Сорока был из мелких вокзальных воров. Имел три или четыре судимости за кражи чемоданов, и к лагерным авторитетам не принадлежал. Он ничем не выделялся из серой зековской массы, был хилым и беззубым и, говорят, раньше ходил в шестерках у Шмона. Сожительствовал с воровкой, лет на десять его старше, которая в тот же день собрала вещи и перебралась к другому бесконвойному.

Смерть Мишки потрясла меня. Я знал его почти год, и за это время он стал мне настолько близок, что я не представлял, что мы когда-нибудь расстанемся. Словно во сне я выполнял свои привычные обязанности, не в состоянии воспринимать посторонние звуки и слова, обращенные ко мне.

Мишка не был слишком крутым, чтобы защитить меня от воров, но целый год он был со мной вместе. И сейчас я ощущал вокруг пустоту, которую никто не смог бы заполнить.

Дед Шишов, вздыхая, повторял про волю Божью, а Олейник, сопя, ковырялся в запасном дизеле. Я ему помогал. Основной дизель громко и ровно молотил, подавая в лагерь электричество. Под этот треск ночью корчился и умирал Мишка, и никто ничего не слыхал…

Горинский составил нужные бумаги о причине смерти Мишки и Сороки, а на следующий день обоих похоронили. Я помогал отвозить на телеге гробы. Неглубокие могилы в каменистой земле были уже готовы. На дне поблескивали лужицы воды и сколы торфяного льда. Вечная мерзлота начиналась на глубине метра. Мы забросали ямы землей и нагребли сверху бугорки. В каждый воткнули колышек с сосновой дощечкой, где раскаленным гвоздем был выжжен регистрационный номер, положенный каждому зеку, его фамилия, инициалы, даты рождения и смерти.

Это было все, что оставалось от моих собратьев по несчастью, так и не доживших до свободы. Впрочем, какое уж тут «братство»! Сильные душили слабых, продлевая себе жизнь за их счет. Таких, как я и Мишка, обворовывали, облапошивали на каждом шагу, но, когда мы становились нужны, нас называли «братьями»…

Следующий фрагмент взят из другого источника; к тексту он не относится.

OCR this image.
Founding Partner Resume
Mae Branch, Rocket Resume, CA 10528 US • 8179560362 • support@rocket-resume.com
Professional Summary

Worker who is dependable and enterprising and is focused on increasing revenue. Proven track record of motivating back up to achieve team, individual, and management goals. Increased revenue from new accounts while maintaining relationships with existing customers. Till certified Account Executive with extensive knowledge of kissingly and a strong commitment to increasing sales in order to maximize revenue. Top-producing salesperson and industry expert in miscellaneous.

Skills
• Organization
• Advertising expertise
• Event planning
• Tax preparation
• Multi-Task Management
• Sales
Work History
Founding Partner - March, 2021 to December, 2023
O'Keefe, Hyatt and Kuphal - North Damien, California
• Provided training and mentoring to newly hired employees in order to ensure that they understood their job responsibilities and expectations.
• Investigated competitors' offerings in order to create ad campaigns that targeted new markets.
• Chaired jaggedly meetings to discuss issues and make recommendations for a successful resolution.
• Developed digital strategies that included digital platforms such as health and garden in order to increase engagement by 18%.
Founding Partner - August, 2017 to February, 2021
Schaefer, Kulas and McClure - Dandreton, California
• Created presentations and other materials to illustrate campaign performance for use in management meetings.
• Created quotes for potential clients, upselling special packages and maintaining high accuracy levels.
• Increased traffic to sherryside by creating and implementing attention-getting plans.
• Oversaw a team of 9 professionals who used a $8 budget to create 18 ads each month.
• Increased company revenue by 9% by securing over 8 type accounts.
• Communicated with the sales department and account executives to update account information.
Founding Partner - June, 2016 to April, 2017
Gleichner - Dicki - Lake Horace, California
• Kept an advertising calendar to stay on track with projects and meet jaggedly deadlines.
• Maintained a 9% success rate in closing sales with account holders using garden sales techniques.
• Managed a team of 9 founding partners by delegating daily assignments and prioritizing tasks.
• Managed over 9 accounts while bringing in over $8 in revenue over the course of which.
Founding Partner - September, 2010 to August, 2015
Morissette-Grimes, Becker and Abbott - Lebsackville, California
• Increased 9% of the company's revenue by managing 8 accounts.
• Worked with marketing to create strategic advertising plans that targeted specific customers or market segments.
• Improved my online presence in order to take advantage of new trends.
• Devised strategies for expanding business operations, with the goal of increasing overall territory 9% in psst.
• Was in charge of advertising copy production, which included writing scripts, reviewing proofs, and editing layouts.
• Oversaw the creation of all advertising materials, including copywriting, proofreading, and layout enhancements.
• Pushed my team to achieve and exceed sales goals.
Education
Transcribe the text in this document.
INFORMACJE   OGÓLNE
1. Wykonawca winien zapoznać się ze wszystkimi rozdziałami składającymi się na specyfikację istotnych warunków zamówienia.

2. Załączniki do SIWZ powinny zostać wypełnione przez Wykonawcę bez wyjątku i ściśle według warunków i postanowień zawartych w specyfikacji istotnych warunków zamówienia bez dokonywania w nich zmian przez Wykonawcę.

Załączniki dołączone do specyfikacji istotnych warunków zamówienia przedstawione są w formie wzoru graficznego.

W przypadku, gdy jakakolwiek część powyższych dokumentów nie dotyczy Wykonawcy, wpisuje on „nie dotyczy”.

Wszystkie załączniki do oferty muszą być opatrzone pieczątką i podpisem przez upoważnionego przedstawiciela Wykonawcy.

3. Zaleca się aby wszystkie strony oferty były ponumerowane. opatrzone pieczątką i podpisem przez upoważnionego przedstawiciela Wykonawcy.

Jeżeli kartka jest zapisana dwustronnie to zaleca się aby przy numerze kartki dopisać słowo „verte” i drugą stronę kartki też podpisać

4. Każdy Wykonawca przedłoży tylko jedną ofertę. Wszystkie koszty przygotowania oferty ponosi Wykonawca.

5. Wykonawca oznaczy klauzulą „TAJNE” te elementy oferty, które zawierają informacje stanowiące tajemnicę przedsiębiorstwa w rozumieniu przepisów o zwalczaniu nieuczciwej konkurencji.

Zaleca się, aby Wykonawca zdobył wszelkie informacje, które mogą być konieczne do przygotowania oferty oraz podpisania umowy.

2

Возница и двое санитаров уехали на громыхающей пустой подводе, а мы с дедом Шишовым потихоньку побрели вдоль кладбища. Дед с утра побрился, подровнял редкие седые пряди на затылке и выглядел благообразно. Шапку он держал в руке, подставив лысую макушку теплым солнечным лучам. Шишов знал здесь почти каждую могилу и, показывая шапкой на бугорки, рассказывал мне про обитателей кладбища:

— Я ведь на «Медвежьем» с сорок третьего… Считай, с самого начала. Санитаром три года отработал, сколько мертвяков сюда перетаскал! Вон Бусыга Петр, тезка мой лежит. На весь Дальний Восток гремел. Все воровские разборки вел. Справедливый мужик был.

Я поглядел на могилу, которую время почти сравняло с землей. Однако на дощечке были хорошо различимы цифры и буквы. Со дня смерти знаменитого вора прошло двенадцать лет.

— А вон земляк наш с тобой покоится, Иван Тепляков. В Алатыре жил. По указу сорок седьмого года попал сюда. Зерно украл. И всего-то пять лет получил, а не выдержал, от тоски умер.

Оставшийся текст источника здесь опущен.